> -----Original Message-----
> From: ffmpeg-devel <ffmpeg-devel-boun...@ffmpeg.org> On Behalf Of
> Nicolas George
> Sent: Monday, June 7, 2021 6:57 PM
> To: FFmpeg development discussions and patches <ffmpeg-
> de...@ffmpeg.org>
> Subject: Re: [FFmpeg-devel] [PATCH]avfilter: add Intel IPP library based x86
> optimized video scaling filter
> 
> Soft Works (12021-06-05):
> > And I agree to that disagreement. Also we shouldn't start acting as if
> > the nonfree category wouldn't exist at all and everything that would
> > fall into that category would suddenly no longer be acceptable.
> 
> This is exactly what we should do. We should not have accepted code that
> links to non-free libraries in the first place.

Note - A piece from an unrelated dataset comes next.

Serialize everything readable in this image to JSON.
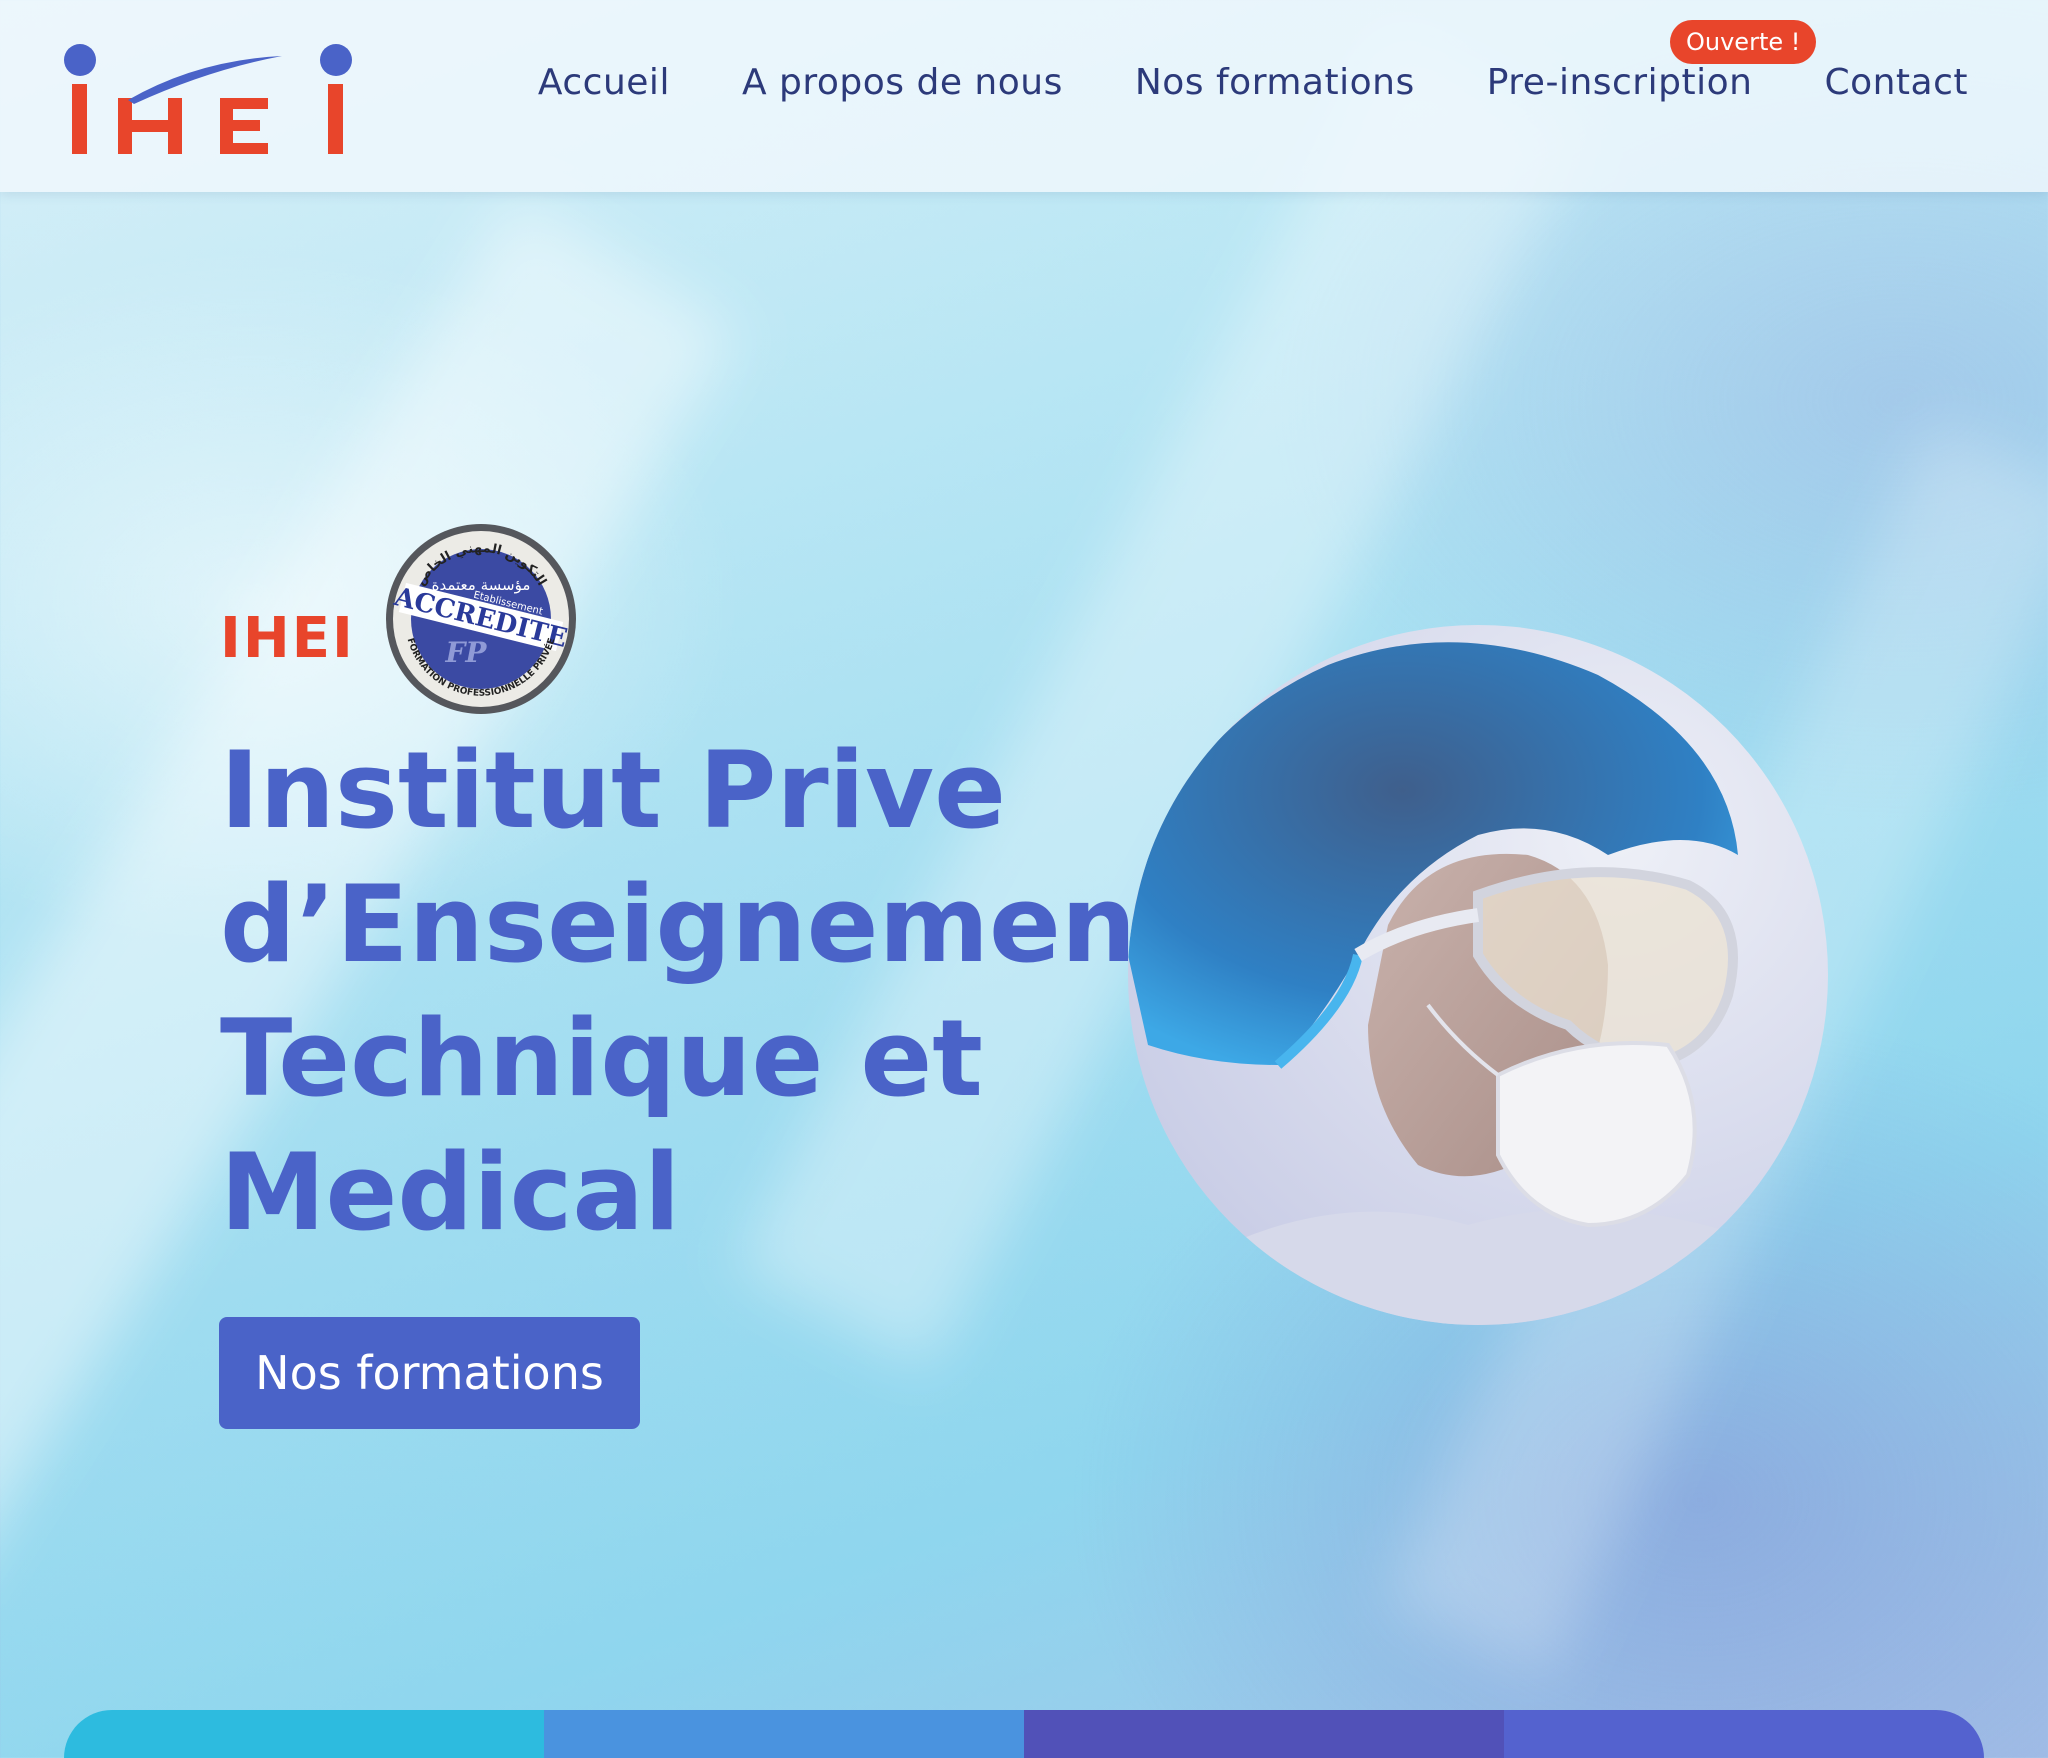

While I respect and even understand your opinion, I don't share it.  When 
there's a way to achieve so much better results, then I'd want to use it, just 
like hardware accelerations that are not always open source either. Surely, it 
makes sense to decide on a case-by-case basis.
Though, just blindly rejecting everything that isn't completely open, might 
cause some significant(!) fork to emerge that covers all these things, which 
gladly hasn't happened yet.

> > If there's an open source or native implementation available, this
> > should always receive precedence, but otherwise it's not a valid
> > argument IMO to reject based on some fictional future (= someday,
> > somebody might contribute a native implementation).
> 
> The Libre software movement has achieved so much thanks to people who
> have rejected this kind of compromise. But now people are taking it for
> granted, and it loses ground to Open Source, where software giants get free
> work without giving anything in return beyond token contribution and quasi-
> proprietary code.

I don't think you could say that about Intel. They have open-sourced a huge 
amount of code in the recent years, they have more than a dozen developers that 
are making contributions to ffmpeg, so what you are saying may apply to others 
but not in this case.
IPP is huge and exists for a long time. It has formerly been a commercial 
product, and now it's free, hopefully open-sourced at some time - I'd second 
that.

What makes this a special case, is that IPP includes functions, each with many 
implementations, optimized for individual CPU models. This is something that a 
single or few open source developers couldn't easily replicate in a reasonable 
amount of time, at least not in the same detail and distinction between models, 
simply because nobody has access to that wide range of models to verify all 
these implementation on each model. Plus, there's has surely been a flow of 
internal knowledge into those implementations. 

Nothing is impossible, but in this case I think that it's just not realistic to 
expect that this could ever be paralleled by another implementation.

That's why I'm all for including this.